The value of the ABCC Porta Reserve shall at all times meet or exceed a minimum value, as shall be determined by mutual agreement of
the parties (such minimum amount, the “Minimum Prepaid Card Reserve”). During the term of the Agreement, ABCC customers that
have opened NextBank accounts will have the ability to apply for and obtain a prepaid card from NextBank. Approved customers will be
provided with a NextBank Exchange Account at ABCC, to which they may send any Porta that they have purchased on the ABCC Exchange. Once
the transfer has been completed, NextBank will transfer that amount of fiat currency equal to the amount of Porta sent by the relevant
customer to such customer’s prepaid bank card. Once the fiat currency has been loaded to a customer’s prepaid bank card,
they may use the card to make purchases, similar to a debit card.
Porta
may not be transferred by ABCC or any of its customers to any person, address or wallet outside of ABCC, except as permitted by NextBank.
Second
Phase
At
such time, if ever, that ABCC and NextBank obtain necessary regulatory approvals, the Agreement provides that ABCC customers will also
have the opportunity to apply for a payment card, under which approved customers will have the ability to borrow funds from NextBank
up to a maximum amount, as determined based upon the value of the cryptocurrency balance (the “Staked Cryptocurrency”) held
by the relevant customer in a separate, segregated account (a “Staking Account”) at ABCC. Any credit available under such
a payment card will be secured by and limited by the value of the Staked Cryptocurrency held in a customer’s Staking Account, as
calculated in accordance with the terms of the Agreement.
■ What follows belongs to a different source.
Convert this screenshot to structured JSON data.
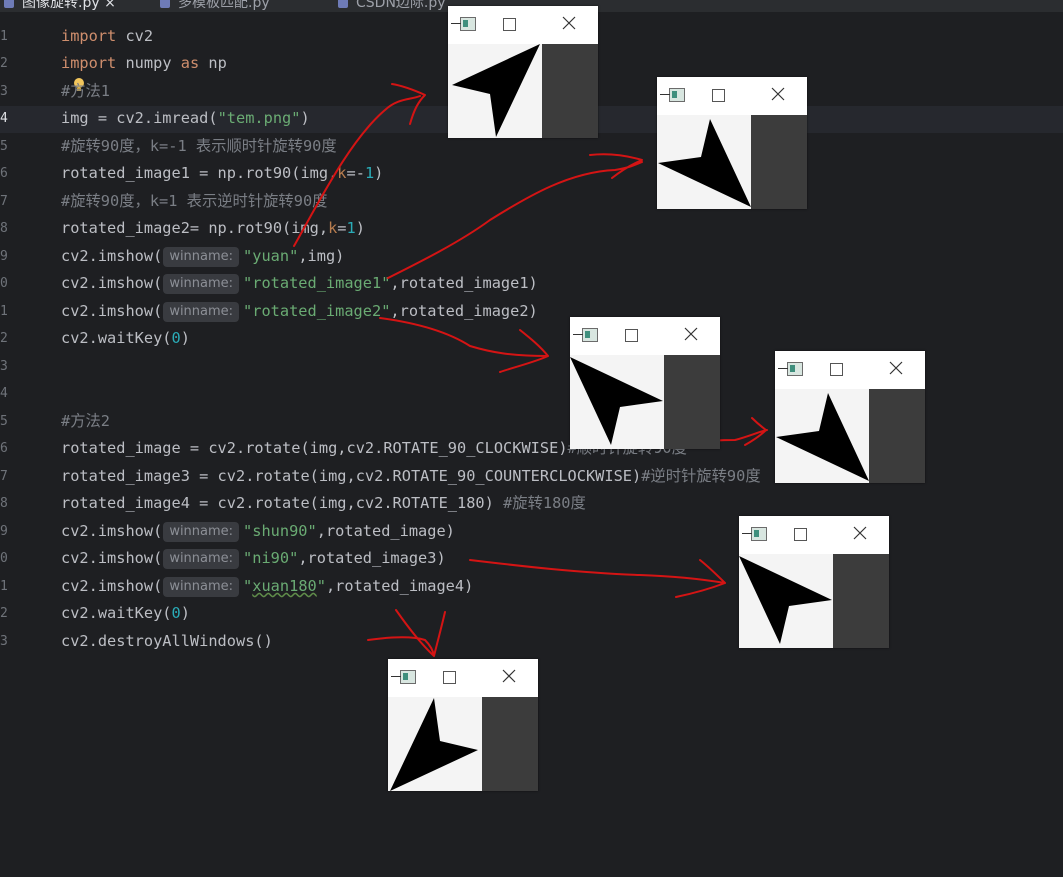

In the event that the value of the amount borrowed under a payment card exceeds
the Available Credit (as defined in the Agreement) due to a decrease in value of the Staked Cryptocurrency or for any other reason, the
customer will have 24 hours to increase the amounts held in his or her Staking Account to cover the difference. In the event that a customer
fails to do so, NextBank or ABCC, as applicable, will have the right to sell or otherwise liquidate part or all of the Staked Cryptocurrency
to cover any difference.
Customers
will be required to settle all credit extended under the payment cards within 30 days. In the event a customer fails to timely make any
required payments, NextBank shall be entitled to charge interest on all outstanding amounts at the rate of 5% per annum, calculated on
a daily basis until the outstanding balance is repaid in full.
Unless
and until NextBank obtains all necessary regulatory approvals from the Commissioner of the Office of Financial Institutions of Puerto
Rico or other relevant regulatory authority to be a custodian of cryptocurrency assets, the Staking Accounts shall be wholly controlled
and operated by ABCC. If and when NextBank obtains such necessary regulatory approvals, the Staking Accounts shall be jointly controlled
and operated by NextBank and ABCC.
No
assurances can be provided that NextBank or ABCC will obtain the necessary regulatory approvals to proceed with the Second Phase of the
Agreement. If such approvals are not obtained by both parties, then the Second Phase will not be implemented.
The
foregoing description of the material terms of the Agreement is qualified in its entirety by the full text of the Agreement, a copy of
which is attached as Exhibit 10.1 to this Report, and is incorporated herein by reference.